その部屋は、プレハブ小屋の殆どを占める、それなりのスペースがあった。ここなら、夏休みに周辺に住む子供たちを呼んで、ちょっとしたイベントだって開けるだろう。だが、そんな空間に物が何一つない。隅にパイプ椅子がいくつか並んでいるが、どれも折り畳まれ、使われた形跡もなかった。ただ、部屋の中央に設置されたパイプ椅子だけが、そこに人がいたことを証明しているかのようだ。そう、この部屋には大原結衣さえいなかった。
「なんだこれは…」
如月が驚愕して呟いたのは、いるはずの大原結衣が存在していなかったからではない。部屋の中央に置かれたパイプ椅子。その正面には、この簡素なプレハブ小屋の中には似つかわしくないものがあった。いや、この世界中を探し回っても、それは奇妙なものとして認識されることだろう。

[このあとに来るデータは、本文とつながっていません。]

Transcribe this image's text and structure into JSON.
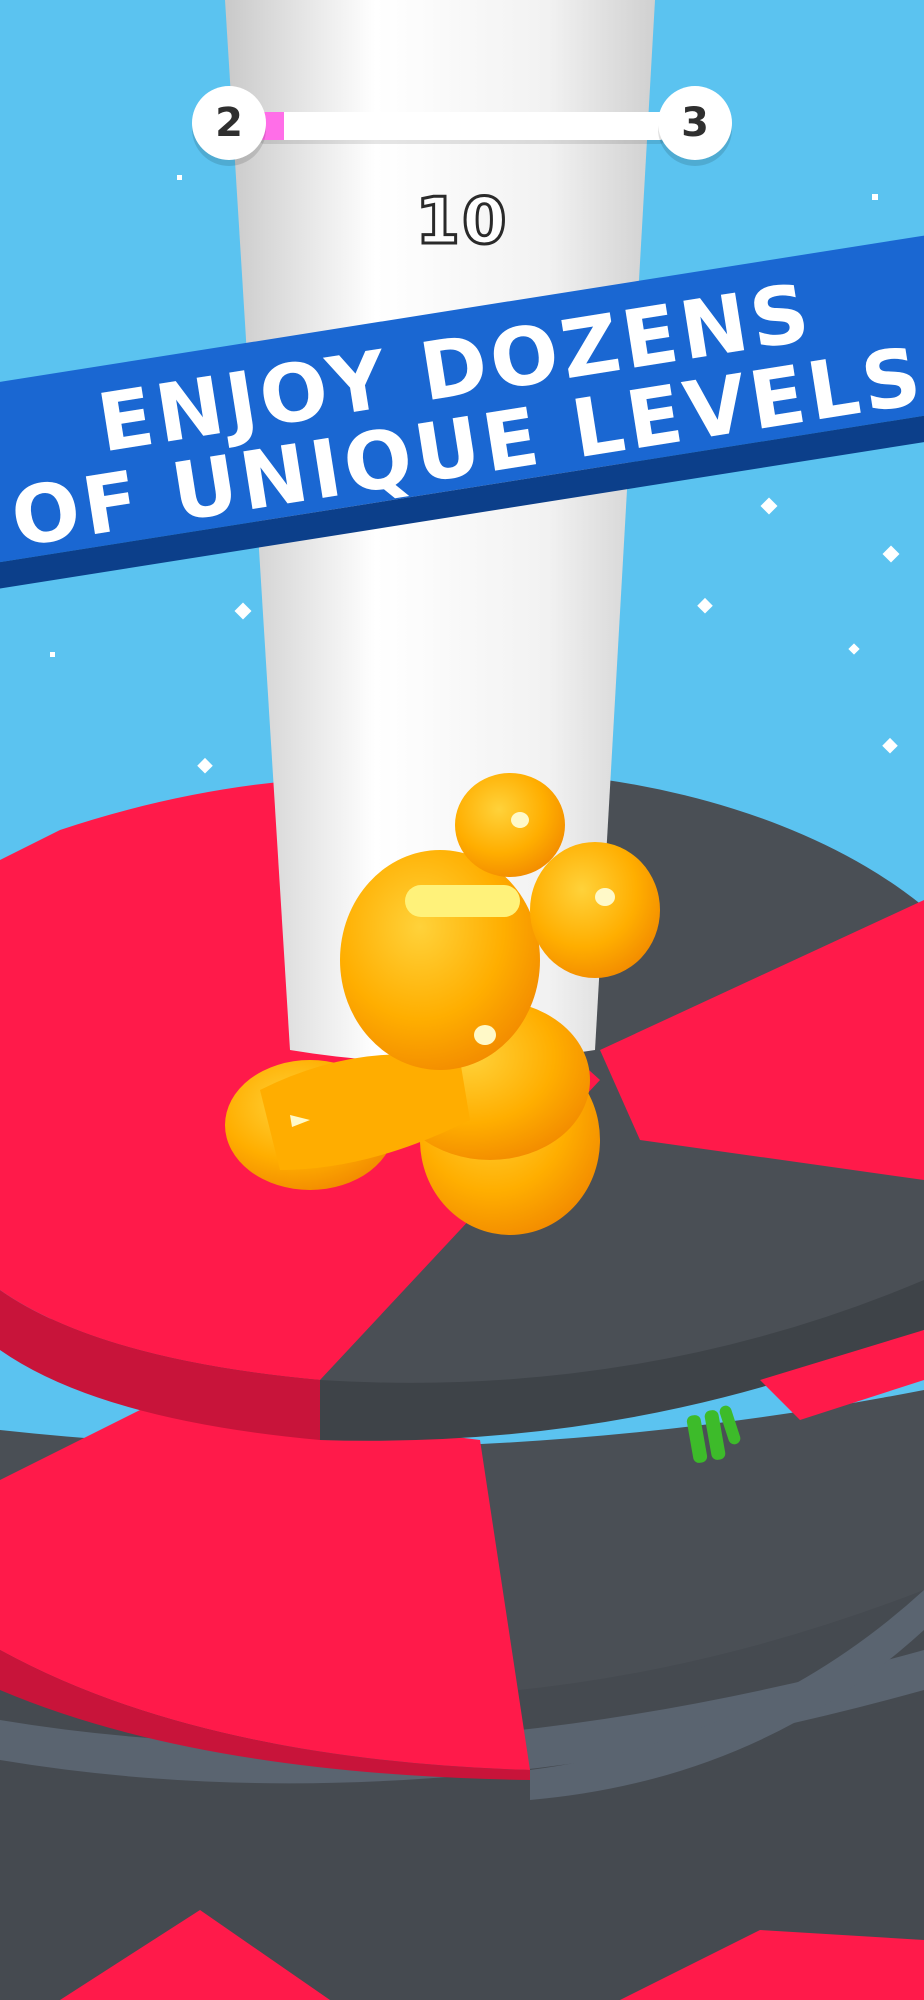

それは、光の扉だった。そう形容するしか言いようのないものだ。何もない空間に、白く光る枠が長方形を描き、扉を思わせるような形で存在しているのだ。多くの人は、それを目にしたら言葉を失うだろう。それだけ、奇妙な光景だからだ。しかし、如月は違った。その光の扉を数秒見つめた後、彼女は何かしらの結論に至った。そして、忌まわし気に呟く。